La lecture du texte des articles 206 et 209 de la loi ELAN ne laisse aucune place à un doute sur l’obligation qui pèse sur le syndic de porter la question de la mise en conformité à l’ordre du jour de l’assemblée générale, et de respecter le délai du 23 novembre 2021 pour le réaliser.

Au-delà de ce délai, cette question pourra toujours être soumise au vote des copropriétaires mais à l’unanimité des copropriétaires, ce qui laisse peu de chances d’adopter les résolutions correspondantes.

Les conséquences d’un défaut de mise en conformité sont importantes, si celle-ci s’avère nécessaire.

La rédaction de l’article 1er de la loi, qui définit le lot transitoire, semble devoir être interprétée comme ne donnant plus d’existence juridique à la composante de ce lot, à défaut d’être mentionné dans le règlement.

Celle de l’article 6-4 est encore plus précise : «L’existence des parties communes spéciales et de celles à jouissance privative est subordonnée à leur mention expresse dans le règlement de copropriété.»

Le texte est abrupt et la conséquence d’une absence de mention expresse s’avère fatale : l’inexistence juridique, avec toutes ses incidences qui sont multiples.

Le juge ne sera d’aucun secours pour le copropriétaire dont le lot, lot transitoire ou composé d’un droit de jouissance privatif, n’a pas bénéficié d’une mise en conformité.

Les clauses du règlement de copropriété sont valables tant qu’elles n’ont pas été jugées réputées non-écrites, selon la jurisprudence la plus constante, encore récemment rappelée.

Le juge ne pourra ni annuler ce qui n’a pas été mis en place, ni corriger le règlement ou même interpréter un texte de loi qui est, par sa rédaction, d’une rare limpidité.

Les moyens d’action pour remédier à cette inexistence juridique paraissent complexes à élaborer.

Le syndic est ainsi face à un risque quasi-certain de responsabilité contractuelle s’il ne porte pas la question de la mise en conformité à l’ordre du jour de l’assemblée générale dans le délai imparti par la loi, dans le cas où cela serait préjudiciable à un ou plusieurs copropriétaires.

Par ailleurs, certains syndicats de copropriétaires vont sans doute refuser de voter cette mise en conformité.

Dans ce cas, le syndic sera très probablement exonéré de sa responsabilité, mais à charge pour lui de démontrer qu’il a exercé son devoir de conseil le mieux possible, ce qui suppose qu’il ait averti expressément les copropriétaires des incidences graves d’un défaut de conformité.
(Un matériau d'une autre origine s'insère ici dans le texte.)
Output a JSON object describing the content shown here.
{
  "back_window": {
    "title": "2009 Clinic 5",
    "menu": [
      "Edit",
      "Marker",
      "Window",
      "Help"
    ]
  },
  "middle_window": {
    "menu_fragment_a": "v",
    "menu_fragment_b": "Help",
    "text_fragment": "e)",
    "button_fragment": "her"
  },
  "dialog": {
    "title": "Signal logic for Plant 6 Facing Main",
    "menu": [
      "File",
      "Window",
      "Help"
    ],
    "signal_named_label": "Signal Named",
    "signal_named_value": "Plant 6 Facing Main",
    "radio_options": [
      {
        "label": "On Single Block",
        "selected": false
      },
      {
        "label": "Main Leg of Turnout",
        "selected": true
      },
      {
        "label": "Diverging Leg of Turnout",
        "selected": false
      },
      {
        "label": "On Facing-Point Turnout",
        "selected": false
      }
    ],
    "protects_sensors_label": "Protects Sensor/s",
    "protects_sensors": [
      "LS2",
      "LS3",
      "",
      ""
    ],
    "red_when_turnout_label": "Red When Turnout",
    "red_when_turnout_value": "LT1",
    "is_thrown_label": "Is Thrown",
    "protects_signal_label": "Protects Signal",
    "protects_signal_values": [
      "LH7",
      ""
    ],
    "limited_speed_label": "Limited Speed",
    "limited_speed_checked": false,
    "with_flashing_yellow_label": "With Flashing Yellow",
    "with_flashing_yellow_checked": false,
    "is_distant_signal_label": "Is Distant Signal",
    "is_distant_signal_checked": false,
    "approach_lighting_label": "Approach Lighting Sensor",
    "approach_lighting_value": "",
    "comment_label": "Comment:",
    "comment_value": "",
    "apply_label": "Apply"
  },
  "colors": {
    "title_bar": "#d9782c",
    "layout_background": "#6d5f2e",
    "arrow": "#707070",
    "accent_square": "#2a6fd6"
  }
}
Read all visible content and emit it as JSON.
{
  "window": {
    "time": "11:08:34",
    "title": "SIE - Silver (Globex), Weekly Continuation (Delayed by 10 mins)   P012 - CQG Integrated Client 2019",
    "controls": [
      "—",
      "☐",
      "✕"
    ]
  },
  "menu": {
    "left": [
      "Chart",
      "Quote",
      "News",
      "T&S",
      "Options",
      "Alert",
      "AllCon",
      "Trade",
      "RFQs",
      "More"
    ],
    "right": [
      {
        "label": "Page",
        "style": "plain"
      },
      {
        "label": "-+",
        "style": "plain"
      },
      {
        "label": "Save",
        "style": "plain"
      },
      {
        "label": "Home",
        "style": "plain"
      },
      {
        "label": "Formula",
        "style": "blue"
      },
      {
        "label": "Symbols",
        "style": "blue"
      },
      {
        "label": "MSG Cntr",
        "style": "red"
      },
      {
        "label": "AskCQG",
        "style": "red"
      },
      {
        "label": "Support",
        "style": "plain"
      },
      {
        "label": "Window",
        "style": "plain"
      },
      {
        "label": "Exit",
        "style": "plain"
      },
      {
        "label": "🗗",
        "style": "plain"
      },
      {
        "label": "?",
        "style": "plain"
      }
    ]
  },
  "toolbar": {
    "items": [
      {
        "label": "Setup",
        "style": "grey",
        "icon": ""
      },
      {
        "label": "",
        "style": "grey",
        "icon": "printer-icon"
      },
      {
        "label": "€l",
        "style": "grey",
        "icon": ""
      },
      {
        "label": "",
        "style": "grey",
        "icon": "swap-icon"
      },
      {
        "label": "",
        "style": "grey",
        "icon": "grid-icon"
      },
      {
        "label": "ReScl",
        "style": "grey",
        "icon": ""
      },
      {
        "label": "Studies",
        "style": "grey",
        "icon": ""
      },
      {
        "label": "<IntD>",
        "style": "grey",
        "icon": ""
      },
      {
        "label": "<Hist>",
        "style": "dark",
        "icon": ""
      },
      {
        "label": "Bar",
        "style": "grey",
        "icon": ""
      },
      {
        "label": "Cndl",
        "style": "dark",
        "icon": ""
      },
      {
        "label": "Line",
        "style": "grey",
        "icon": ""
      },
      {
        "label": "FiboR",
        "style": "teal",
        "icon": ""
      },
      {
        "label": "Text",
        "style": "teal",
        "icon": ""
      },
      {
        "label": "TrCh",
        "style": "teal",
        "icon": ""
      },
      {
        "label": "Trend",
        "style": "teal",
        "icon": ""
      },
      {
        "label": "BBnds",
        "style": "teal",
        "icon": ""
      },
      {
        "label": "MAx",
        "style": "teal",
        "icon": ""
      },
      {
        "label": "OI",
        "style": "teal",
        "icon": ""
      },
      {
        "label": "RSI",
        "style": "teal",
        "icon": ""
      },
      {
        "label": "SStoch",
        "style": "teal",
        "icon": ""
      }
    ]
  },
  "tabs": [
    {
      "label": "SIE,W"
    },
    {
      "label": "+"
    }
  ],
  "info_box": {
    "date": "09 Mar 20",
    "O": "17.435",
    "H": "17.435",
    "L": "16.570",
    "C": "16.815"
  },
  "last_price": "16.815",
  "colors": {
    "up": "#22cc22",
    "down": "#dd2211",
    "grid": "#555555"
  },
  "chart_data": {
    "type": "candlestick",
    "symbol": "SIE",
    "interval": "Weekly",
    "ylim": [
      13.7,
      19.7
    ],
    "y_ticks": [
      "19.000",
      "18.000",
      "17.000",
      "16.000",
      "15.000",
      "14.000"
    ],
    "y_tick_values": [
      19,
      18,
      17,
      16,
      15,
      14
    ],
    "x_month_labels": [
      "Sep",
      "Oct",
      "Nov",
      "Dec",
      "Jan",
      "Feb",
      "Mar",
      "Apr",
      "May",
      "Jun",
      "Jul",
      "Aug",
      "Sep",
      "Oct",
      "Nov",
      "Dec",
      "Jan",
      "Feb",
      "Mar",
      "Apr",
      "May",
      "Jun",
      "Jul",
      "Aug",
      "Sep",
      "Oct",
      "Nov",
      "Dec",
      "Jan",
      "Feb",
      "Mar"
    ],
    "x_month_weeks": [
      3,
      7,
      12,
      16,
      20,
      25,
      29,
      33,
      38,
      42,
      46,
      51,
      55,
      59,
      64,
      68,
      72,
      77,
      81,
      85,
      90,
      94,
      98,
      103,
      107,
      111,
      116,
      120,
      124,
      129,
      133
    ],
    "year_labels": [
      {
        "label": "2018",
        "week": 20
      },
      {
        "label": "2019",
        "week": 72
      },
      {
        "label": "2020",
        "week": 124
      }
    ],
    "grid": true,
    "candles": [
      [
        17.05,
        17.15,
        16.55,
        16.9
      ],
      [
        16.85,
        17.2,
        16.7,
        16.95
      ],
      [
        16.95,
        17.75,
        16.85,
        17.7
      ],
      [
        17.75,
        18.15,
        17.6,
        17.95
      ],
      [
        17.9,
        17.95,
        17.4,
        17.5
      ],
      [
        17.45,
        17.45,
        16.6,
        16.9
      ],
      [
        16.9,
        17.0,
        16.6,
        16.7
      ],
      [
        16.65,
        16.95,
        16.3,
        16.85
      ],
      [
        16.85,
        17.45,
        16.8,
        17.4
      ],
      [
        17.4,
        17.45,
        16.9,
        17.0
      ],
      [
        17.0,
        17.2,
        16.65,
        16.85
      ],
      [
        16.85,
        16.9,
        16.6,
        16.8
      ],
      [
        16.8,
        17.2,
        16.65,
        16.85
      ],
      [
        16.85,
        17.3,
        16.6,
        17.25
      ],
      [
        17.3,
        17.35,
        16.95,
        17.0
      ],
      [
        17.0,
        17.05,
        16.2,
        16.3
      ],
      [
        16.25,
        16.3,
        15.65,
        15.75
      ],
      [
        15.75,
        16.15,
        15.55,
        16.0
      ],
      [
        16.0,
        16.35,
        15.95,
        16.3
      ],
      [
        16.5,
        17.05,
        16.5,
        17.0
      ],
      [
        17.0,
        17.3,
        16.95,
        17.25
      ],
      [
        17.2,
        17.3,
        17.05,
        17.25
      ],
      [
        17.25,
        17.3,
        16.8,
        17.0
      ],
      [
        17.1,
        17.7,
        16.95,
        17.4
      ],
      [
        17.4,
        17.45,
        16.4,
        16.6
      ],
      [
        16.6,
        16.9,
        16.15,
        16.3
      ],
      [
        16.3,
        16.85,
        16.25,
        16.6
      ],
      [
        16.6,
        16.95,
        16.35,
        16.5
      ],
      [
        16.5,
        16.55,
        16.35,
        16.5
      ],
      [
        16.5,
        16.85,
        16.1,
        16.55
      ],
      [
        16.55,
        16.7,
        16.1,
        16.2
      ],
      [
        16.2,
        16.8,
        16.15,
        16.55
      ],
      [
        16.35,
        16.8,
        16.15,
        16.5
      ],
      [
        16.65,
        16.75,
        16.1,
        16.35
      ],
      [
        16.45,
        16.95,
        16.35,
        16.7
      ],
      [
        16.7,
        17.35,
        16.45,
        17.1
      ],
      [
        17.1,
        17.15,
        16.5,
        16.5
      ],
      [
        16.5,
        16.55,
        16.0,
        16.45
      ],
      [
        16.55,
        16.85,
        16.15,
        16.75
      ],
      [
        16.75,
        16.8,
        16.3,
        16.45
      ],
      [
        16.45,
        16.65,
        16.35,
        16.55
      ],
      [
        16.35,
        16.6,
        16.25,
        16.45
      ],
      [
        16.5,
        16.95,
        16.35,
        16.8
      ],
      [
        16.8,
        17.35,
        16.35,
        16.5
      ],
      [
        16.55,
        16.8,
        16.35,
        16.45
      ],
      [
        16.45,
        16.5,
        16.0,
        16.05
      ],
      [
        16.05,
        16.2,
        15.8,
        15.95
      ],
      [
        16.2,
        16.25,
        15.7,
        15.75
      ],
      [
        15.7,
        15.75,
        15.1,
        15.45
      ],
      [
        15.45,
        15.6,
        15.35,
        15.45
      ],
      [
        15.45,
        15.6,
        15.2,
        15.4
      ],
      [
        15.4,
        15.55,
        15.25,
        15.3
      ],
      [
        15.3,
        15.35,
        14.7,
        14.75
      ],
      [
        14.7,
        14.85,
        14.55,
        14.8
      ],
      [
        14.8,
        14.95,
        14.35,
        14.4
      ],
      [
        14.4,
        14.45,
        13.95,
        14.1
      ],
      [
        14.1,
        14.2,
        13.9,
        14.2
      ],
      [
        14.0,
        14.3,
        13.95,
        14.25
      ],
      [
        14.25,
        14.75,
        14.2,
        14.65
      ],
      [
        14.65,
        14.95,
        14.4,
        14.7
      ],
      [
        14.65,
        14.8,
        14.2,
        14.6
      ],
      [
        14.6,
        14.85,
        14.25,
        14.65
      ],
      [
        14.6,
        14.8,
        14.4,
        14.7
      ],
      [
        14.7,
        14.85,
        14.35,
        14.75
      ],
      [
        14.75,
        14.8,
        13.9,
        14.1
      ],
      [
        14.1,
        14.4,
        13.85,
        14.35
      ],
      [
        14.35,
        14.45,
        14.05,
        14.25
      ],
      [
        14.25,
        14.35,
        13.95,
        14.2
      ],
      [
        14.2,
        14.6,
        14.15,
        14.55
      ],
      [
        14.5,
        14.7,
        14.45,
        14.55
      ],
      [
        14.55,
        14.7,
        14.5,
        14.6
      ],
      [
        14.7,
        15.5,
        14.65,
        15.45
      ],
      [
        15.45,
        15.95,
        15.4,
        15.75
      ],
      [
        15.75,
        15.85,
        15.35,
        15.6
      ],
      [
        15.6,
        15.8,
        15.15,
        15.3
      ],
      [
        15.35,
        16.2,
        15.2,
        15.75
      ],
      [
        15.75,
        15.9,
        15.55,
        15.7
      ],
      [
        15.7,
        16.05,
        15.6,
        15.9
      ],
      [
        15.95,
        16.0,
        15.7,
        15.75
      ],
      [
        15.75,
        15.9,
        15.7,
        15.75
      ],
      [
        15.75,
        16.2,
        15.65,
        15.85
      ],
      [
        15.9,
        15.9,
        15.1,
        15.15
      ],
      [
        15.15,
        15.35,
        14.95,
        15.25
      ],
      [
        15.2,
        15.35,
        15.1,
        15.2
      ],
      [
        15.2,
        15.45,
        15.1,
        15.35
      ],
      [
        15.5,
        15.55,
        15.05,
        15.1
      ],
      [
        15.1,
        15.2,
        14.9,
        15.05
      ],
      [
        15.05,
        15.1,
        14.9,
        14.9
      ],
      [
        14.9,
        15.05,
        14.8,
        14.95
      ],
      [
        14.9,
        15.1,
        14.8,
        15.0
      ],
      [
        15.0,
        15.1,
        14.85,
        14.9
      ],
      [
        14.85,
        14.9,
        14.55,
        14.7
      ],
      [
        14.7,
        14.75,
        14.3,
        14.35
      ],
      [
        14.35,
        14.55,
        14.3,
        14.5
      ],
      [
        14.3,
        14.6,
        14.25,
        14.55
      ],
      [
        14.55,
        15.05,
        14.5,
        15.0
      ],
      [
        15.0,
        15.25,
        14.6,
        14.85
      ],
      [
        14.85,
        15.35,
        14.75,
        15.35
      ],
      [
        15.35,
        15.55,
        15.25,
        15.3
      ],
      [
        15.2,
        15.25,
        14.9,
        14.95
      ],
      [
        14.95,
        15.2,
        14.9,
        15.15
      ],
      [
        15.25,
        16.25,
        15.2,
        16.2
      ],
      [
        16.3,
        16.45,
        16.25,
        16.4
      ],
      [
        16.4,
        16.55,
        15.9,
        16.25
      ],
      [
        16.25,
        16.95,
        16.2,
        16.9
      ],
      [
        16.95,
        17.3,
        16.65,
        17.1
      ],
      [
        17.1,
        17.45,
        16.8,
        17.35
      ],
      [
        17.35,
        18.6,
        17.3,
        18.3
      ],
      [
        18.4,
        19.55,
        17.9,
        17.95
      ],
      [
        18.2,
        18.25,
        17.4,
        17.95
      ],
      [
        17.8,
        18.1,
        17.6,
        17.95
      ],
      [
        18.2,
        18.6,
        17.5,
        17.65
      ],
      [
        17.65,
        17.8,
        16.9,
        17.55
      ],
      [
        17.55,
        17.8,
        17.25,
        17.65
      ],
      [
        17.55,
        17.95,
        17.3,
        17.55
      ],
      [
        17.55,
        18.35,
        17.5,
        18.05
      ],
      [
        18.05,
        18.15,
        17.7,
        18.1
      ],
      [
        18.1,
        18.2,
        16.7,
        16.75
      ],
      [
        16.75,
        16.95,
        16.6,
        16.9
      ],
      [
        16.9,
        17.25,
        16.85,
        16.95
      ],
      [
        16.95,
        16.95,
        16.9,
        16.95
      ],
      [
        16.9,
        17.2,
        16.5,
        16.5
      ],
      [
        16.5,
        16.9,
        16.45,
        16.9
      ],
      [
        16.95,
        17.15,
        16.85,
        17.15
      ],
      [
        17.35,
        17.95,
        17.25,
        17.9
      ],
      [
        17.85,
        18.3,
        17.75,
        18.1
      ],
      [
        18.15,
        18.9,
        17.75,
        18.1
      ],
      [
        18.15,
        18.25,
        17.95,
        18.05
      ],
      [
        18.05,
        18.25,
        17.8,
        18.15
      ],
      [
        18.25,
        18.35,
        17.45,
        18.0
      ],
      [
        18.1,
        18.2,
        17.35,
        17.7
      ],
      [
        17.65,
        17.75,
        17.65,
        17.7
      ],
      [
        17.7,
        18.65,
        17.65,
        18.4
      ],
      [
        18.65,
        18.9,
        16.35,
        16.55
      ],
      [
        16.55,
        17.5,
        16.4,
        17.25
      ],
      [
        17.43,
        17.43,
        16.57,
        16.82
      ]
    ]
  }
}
L’effort de clarification qu’a voulu le législateur a ainsi pour effet de contraindre le syndic à un véritable effort de pédagogie sur des notions juridiques qui ne sont pas toujours d’une très grande simplicité et d’une application parfois délicate.

Le métier de syndic a ceci de passionnant qu’il nécessite une perpétuelle adaptation aux nouveaux textes, mais le législateur devrait tout de même prendre conscience qu’il ne cesse de lui ajouter ces dernières années des obligations avec des enjeux considérables, sur des sujets souvent complexes qui nécessitent de se former… et dans des délais parfois inutilement courts.